Теперь ещё и кныши какие-то! Надеюсь, к блинчикам они никакого отношения не имеют!
Я поднялся по металлическим ступенькам в вагон и зашёл в купе – кроме меня там сидел какой-то толстый мужик, который вежливо поздоровался со мной и углубился в чтение газеты – пока свет не приглушили. Читал «Комсомолку», кстати.
А я всё думал над фразой проводника. «Шо занадта – заўсёды ня вельмі!» – это, получается, можно перевести примерно как «Что чересчур – всегда не очень». Однако, народная мудрость…
Когда поезд тронулся, а народ расстелил постели и улёгся спать, я ещё некоторое время смотрел на огни ночного Минска и думал: смогу ли действительно прожить здесь несколько лет? Большой город одновременно и пугал и манил. Сейчас ещё что – вот лет через двадцать это будет настоящий человейник, все будут торопиться невесть куда, носиться как подстреленные, не видя ничего вокруг своего жизненного туннеля, состоящего из набора объектов на топографической карте: квартира, остановка, станция метро, пара магазинов, кафешка, работа, может быть – клуб или кинотеатр. В сумасшедшем ритме жители мегаполисов привыкнут носиться с восьми до восьми, не поднимая лица к звёздам, не вдыхая свежего воздуха. А потом отвечать на вечный вопрос оставшегося в провинции однокашника по поводу возвращения к родным пенатам другим, таким же вечным вопросом: «А что я там делать буду?»

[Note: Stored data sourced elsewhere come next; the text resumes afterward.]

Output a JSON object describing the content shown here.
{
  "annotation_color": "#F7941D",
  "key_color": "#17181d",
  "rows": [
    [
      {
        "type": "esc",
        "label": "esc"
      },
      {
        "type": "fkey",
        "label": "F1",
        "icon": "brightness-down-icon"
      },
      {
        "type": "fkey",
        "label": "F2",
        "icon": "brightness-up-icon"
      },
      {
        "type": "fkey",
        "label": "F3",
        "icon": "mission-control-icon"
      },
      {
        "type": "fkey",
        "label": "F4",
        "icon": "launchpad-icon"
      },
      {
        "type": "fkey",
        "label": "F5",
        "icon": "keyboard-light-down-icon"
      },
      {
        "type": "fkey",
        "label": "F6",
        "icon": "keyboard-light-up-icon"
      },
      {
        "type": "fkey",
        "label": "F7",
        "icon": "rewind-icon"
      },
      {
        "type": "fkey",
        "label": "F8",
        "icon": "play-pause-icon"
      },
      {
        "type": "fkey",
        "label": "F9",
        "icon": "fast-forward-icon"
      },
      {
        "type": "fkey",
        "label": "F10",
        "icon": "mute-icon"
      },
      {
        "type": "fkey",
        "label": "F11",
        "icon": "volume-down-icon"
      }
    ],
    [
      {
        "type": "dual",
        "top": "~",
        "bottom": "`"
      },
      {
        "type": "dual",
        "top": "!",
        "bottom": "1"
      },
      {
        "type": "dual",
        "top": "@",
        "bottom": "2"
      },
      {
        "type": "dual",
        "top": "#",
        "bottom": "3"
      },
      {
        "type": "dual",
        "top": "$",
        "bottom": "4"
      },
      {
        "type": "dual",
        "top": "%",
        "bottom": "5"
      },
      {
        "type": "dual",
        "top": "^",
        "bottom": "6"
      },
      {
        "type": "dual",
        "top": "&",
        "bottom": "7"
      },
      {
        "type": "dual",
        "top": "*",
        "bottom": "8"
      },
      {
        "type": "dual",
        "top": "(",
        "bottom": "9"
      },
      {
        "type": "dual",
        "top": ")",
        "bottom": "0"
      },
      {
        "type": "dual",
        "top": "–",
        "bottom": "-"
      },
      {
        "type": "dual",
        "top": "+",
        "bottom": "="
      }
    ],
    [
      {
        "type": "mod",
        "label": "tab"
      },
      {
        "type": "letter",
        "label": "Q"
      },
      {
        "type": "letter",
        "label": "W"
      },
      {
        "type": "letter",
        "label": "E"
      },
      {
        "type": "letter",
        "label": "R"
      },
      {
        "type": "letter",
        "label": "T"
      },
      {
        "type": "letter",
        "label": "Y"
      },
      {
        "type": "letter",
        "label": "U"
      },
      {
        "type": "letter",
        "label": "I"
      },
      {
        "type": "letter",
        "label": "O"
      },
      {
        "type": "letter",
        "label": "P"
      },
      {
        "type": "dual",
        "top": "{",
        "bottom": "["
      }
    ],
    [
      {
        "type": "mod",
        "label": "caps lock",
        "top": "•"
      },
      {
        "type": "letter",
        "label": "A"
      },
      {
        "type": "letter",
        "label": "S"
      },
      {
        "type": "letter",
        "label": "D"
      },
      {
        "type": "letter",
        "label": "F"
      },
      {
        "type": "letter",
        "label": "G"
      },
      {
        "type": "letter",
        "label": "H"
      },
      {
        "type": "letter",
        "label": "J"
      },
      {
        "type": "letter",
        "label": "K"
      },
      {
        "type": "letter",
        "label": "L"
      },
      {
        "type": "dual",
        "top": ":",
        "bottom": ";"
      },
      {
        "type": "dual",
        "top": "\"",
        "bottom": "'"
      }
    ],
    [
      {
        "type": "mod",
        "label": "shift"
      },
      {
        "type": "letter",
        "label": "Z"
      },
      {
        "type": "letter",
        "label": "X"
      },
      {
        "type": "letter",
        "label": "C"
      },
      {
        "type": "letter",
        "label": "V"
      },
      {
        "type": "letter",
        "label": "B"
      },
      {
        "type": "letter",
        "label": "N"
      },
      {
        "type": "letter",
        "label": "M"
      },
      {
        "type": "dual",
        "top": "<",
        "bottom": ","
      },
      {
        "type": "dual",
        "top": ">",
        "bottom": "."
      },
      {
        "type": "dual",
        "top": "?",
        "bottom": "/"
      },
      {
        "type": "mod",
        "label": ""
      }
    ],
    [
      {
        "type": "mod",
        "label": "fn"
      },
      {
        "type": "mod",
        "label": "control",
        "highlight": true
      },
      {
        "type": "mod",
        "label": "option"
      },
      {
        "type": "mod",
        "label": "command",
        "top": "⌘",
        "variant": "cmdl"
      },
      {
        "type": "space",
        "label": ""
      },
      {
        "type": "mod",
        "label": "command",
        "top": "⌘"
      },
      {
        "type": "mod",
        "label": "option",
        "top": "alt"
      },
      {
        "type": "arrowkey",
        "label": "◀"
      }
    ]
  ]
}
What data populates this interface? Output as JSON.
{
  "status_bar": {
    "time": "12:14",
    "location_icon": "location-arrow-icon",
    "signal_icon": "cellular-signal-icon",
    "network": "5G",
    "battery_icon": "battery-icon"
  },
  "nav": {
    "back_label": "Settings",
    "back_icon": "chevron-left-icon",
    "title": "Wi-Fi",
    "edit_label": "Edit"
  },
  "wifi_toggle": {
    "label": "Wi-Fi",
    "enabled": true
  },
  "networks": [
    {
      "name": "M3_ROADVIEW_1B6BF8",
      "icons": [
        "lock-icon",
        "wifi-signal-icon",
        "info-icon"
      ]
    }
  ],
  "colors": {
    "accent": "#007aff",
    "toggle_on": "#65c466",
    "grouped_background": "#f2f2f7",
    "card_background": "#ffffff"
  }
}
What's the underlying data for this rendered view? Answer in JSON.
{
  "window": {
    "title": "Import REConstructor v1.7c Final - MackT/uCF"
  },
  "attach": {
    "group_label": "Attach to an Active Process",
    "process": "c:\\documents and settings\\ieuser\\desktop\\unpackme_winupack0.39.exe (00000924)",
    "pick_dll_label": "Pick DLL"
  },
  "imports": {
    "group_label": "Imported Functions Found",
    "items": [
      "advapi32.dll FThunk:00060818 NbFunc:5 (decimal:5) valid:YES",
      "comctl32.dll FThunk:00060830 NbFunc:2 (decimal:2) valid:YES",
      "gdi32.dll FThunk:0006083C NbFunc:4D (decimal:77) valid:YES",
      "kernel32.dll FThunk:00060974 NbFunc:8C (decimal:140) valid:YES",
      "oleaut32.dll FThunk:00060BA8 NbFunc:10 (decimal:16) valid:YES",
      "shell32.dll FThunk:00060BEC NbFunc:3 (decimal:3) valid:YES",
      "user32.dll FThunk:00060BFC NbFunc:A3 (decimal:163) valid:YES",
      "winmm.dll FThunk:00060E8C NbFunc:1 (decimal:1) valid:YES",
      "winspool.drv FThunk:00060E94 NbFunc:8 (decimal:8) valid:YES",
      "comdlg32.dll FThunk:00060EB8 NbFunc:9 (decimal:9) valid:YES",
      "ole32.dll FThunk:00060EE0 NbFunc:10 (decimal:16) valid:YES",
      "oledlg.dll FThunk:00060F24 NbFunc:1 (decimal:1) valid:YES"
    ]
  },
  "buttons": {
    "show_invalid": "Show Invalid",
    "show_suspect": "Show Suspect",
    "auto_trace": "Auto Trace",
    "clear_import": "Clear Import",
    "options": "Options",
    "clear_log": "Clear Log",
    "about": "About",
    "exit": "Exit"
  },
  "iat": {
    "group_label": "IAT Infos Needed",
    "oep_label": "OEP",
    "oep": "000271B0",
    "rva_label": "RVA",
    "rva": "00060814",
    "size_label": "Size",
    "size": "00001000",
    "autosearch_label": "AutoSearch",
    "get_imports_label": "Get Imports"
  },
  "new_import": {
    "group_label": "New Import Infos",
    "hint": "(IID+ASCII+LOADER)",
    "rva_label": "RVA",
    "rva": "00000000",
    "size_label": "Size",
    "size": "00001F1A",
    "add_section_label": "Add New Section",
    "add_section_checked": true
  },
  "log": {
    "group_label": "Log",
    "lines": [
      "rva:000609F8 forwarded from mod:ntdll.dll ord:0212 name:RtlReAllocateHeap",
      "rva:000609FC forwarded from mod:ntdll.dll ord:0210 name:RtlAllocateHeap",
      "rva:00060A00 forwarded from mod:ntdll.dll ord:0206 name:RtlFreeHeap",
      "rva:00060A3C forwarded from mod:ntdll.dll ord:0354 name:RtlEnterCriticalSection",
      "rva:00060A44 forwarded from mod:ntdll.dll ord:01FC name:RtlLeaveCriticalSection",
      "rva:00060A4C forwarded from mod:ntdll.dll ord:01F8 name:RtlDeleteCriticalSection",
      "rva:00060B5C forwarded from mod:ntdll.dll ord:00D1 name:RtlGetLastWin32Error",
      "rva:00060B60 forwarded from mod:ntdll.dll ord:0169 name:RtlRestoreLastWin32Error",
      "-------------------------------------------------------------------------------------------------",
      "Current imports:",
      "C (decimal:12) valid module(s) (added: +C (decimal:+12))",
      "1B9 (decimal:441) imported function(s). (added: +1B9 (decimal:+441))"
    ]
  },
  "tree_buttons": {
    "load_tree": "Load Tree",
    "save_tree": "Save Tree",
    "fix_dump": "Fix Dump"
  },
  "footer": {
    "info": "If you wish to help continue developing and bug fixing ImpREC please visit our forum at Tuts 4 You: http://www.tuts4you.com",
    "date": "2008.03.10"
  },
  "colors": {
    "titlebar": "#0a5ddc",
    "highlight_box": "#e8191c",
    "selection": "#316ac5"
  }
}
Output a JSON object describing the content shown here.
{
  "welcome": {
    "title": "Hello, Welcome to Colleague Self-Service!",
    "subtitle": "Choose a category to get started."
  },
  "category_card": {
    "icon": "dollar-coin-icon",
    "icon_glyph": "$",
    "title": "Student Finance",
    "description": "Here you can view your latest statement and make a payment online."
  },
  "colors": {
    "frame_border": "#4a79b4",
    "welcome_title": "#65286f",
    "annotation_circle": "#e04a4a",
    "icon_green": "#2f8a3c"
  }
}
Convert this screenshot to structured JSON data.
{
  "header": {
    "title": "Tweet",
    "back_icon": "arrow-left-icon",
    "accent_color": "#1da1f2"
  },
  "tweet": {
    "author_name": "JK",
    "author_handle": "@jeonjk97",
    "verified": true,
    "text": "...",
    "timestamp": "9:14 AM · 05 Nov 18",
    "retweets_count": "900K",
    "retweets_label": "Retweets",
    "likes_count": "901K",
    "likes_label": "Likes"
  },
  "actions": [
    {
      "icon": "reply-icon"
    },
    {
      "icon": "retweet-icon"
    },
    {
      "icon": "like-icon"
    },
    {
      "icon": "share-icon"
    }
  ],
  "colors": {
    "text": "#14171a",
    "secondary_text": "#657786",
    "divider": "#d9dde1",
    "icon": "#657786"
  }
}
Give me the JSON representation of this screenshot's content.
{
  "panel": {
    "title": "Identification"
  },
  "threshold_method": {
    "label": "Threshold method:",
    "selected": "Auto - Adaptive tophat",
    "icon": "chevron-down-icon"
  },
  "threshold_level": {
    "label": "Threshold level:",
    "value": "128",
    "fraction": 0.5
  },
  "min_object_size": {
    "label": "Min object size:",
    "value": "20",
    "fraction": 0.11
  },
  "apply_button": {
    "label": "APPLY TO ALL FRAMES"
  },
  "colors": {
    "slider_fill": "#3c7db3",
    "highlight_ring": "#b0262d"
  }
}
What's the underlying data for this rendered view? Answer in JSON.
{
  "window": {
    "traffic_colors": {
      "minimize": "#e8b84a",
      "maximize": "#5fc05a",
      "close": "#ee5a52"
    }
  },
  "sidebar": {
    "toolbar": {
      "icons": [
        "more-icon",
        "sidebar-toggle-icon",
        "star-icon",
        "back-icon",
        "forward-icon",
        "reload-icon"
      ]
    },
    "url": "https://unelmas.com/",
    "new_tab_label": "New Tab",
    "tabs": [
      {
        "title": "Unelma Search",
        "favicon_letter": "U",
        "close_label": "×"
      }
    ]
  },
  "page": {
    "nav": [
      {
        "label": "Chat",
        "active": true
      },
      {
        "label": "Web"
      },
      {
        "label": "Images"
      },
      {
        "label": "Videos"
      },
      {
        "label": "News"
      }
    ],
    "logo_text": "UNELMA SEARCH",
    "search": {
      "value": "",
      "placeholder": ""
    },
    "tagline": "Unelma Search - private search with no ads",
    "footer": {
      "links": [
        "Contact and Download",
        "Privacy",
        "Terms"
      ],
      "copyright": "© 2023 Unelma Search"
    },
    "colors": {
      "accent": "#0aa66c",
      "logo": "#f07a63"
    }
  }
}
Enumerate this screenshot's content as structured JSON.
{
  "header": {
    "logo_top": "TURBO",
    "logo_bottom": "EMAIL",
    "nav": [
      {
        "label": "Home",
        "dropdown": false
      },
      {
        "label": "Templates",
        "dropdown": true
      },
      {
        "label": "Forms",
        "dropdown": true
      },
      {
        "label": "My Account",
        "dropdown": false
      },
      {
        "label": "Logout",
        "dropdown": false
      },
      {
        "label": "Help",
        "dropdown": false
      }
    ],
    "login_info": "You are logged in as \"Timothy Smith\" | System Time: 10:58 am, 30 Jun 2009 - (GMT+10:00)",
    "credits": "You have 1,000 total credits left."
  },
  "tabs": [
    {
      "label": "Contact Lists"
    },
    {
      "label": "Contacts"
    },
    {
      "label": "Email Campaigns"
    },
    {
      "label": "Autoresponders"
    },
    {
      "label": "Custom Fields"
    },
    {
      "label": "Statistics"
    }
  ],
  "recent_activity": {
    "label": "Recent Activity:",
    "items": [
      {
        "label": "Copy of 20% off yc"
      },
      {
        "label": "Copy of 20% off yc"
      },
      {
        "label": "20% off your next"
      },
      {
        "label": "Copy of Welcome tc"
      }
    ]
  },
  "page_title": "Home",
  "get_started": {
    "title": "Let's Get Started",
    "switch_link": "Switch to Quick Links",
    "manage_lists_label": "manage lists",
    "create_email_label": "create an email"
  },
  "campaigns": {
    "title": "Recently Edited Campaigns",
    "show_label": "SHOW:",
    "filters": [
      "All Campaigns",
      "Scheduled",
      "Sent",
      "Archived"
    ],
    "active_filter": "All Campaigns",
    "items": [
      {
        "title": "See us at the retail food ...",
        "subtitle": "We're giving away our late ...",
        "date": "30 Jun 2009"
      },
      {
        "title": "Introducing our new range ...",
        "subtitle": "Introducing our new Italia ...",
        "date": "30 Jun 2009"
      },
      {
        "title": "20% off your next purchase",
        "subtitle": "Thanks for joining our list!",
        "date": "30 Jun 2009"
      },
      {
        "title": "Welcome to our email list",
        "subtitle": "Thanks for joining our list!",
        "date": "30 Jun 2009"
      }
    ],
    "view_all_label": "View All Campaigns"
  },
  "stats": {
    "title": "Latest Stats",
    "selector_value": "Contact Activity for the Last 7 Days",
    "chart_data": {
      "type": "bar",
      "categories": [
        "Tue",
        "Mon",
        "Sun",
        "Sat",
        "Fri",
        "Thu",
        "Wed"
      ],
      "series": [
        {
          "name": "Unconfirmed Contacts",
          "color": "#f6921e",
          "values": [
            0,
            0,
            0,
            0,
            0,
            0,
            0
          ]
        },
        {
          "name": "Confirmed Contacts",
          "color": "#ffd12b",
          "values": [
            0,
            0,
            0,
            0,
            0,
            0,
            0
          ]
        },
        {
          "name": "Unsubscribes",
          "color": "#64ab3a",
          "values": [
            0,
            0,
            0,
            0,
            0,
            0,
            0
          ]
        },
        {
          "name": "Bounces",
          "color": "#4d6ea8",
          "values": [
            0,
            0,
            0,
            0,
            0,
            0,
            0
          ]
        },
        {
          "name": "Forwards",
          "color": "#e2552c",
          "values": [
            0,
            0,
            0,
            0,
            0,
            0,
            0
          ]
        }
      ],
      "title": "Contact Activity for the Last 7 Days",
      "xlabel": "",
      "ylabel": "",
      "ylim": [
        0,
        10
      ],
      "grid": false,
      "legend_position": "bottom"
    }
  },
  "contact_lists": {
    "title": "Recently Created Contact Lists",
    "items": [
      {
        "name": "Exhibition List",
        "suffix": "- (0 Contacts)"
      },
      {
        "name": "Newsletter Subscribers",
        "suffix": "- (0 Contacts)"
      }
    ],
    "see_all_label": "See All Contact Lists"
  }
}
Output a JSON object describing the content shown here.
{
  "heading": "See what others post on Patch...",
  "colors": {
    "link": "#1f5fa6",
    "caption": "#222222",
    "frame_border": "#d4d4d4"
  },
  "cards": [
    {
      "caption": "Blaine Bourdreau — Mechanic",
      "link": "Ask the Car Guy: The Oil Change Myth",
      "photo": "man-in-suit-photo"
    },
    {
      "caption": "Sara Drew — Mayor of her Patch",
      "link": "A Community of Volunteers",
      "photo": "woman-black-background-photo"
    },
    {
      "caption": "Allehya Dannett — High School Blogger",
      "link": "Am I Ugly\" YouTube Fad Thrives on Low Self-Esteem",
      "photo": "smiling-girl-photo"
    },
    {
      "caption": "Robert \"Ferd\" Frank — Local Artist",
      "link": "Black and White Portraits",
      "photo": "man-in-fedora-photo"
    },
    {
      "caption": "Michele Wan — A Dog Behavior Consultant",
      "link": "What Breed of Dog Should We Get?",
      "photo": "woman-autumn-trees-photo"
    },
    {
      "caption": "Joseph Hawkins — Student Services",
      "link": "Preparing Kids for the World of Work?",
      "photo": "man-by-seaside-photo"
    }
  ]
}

Тогда, в веке двадцать первом, я был частым гостем в столице. И в свои приезды водил товарищей, погнавшихся за развесёлой минской жизнью, по местным достопримечательностям. Храм Всех Святых и его удивительная крипта, Красный дворик с непередаваемой атмосферой, «Телепорт» и его технические примочки… В конце концов – «Минск-Арена»! И эти товарищи – успешные программисты, менеджеры и технические специалисты с отличными зарплатами понятия не имели о таких местах! Они жили в своём туннеле, который считали мегаполисом, и пожимали плечами, и спрашивали: «А что я в Дубровице делать-то буду?» А здесь-то ты что делаешь?
Я и сам жил в таком туннеле в своё время – в Москве. Носил на плечах бремя города, в котором населения больше, чем во всей Беларуси, считая оттяпанный поляками по благословению коммунистов Белосток. И едва успел сбросить это ярмо и вдохнуть воздух родных дубровицких болот – как меня зашвырнуло… М-да, в общем – зашвырнуло.
– Эй, земляк! Чай пить идём? У меня грузинский крупнолистовой, с белорусским чабрецом!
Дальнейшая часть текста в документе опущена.